Por: Mario Vega | Pastor General de Misión Cristiana Elim
Cuando el poder político y el económico van de la mano desarrollan narrativas que pretenden explicar, a fuerza de simplificaciones, el mundo y sus fenómenos. Dichas narrativas justifican y consolidan la defensa del poder y, por ese motivo, las disidencias representan un peligro para su sistema. Es por eso que a los que discrepan se les suele marginar y excluir; es decir, minimizar a expresiones que viven fuera de las nuevas normas y a las que se le adjudican características destructivas y nunca constructivas. Quien no acepte las reglas del juego es condenado y se le pasa a la categoría de contradictor, enemigo del régimen y sometido a la pena de la invisibilización e irrelevancia.
En épocas así las personas temen expresar lo que se salga del pensamiento dominante. Para evitar inconvenientes prefieren simular que se mantienen en el cauce de lo políticamente popular o guardar silencio. Contrario a ellas, los disidentes se convierten en un modelo. Un auténtico modelo de comportamiento social. Porque los rebeldes lo son porque poseen una opinión propia, un criterio personal. Pero, además, poseen el valor de decir lo que piensan y luchan por sus ideas. Lo cual en sí mismo es ya un aporte a la coherencia y la moral. Lo que piensan lo piensan con honradez y no se traicionan a sí mismos. Eso no sucede de manera gratuita pues, como es de esperar, el disconforme debe pagar un alto precio de soledad y rechazo. Romper con el pensamiento imperante le hace sentir desarraigado de la sociedad.

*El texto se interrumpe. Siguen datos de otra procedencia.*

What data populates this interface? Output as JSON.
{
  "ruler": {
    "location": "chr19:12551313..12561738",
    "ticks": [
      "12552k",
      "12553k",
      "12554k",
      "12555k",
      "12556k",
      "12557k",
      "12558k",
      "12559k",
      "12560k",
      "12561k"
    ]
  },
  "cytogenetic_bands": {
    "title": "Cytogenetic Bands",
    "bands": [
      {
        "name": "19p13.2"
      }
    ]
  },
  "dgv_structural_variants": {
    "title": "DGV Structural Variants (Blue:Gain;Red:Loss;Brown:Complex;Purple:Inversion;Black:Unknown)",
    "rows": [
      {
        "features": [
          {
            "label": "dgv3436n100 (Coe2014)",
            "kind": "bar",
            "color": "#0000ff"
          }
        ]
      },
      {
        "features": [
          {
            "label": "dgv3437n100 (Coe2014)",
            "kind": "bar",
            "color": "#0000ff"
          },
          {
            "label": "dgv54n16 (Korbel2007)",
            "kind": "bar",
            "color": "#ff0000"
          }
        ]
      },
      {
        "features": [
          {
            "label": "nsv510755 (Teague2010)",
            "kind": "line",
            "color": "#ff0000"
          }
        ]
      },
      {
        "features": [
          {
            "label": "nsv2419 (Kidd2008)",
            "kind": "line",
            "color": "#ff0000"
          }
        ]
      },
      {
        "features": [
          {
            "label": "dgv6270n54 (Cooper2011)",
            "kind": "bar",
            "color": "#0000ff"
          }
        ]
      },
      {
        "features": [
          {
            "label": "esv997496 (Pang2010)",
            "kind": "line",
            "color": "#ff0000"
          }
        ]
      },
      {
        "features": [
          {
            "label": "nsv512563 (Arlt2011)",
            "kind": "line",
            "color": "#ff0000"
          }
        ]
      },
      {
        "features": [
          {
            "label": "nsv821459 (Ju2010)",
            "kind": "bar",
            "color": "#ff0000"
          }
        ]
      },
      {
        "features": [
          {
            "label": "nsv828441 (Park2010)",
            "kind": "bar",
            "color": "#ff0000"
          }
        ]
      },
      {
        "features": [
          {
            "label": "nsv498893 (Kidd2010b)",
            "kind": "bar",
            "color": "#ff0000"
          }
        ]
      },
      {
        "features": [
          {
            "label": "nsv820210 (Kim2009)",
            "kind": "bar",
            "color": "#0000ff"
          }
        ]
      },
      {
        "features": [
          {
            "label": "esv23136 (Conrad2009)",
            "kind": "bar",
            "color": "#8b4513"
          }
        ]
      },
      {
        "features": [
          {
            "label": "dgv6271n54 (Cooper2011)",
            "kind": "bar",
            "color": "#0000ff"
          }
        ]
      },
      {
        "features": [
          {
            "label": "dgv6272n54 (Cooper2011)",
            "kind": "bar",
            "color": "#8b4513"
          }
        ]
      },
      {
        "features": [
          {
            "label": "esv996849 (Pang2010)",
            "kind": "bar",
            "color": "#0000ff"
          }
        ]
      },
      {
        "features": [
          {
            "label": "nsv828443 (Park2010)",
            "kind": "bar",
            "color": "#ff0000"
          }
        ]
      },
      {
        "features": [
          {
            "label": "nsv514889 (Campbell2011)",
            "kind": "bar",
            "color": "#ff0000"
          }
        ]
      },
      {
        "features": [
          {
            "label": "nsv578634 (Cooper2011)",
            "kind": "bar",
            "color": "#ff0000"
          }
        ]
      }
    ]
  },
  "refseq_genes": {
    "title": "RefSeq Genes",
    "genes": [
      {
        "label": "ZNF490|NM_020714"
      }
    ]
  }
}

Pero los insatisfechos mejoran la sociedad entera porque al disentir del pensamiento común obligan a poner en duda las ideas generalmente admitidas que sobreviven, en muchos casos, por pura inercia. Se niegan a aceptar la realidad de manera tan simple como el discurso dominante la presenta. Reconocen que la realidad es compleja y el comprenderla demanda una observación realmente profunda para llegar a conclusiones. Solo así se entiende por qué los discrepantes mejoran el pensamiento del que disienten. La paradoja es que los disidentes del pasado están hoy dentro de la más absoluta ortodoxia. El tiempo terminó por darles la razón al apartarse de las reglas no escritas de las mayorías.
La disidencia constituye una de las formas de la libertad, ya que su característica principal es que el hombre se refugia en su conciencia frente a los dictados del poder. La rebeldía es un refugio necesario en épocas de pensamiento avasallador y es la expresión valiente de la cual el ser humano no puede ser alienado. Es la frontera última entre la libertad y el control. Los grandes desafectos del pensamiento común fueron quienes abrieron nuevos espacios para el progreso humano. Disidente fue Jesús en su momento, como también Pablo lo fue poco después. Personas que se adelantaron a su tiempo y fueron capaces de percibir y crear el futuro. Al disentir lo iniciaron e impulsaron. Porque las lindes entre las ideas son porosas y, por eso mismo, las disidencias resultan peligrosas para la ideología dominante, pues ensanchan el espacio de la libertad y obligan al pensamiento absoluto a clarificarse. Los disidentes, siempre necesarios, suelen ser personas de una pieza, con lo bueno y lo malo que eso puede llevar consigo. Nos enseñan que no se debe desligar la conciencia del deber y que no hay escapatoria a la libertad.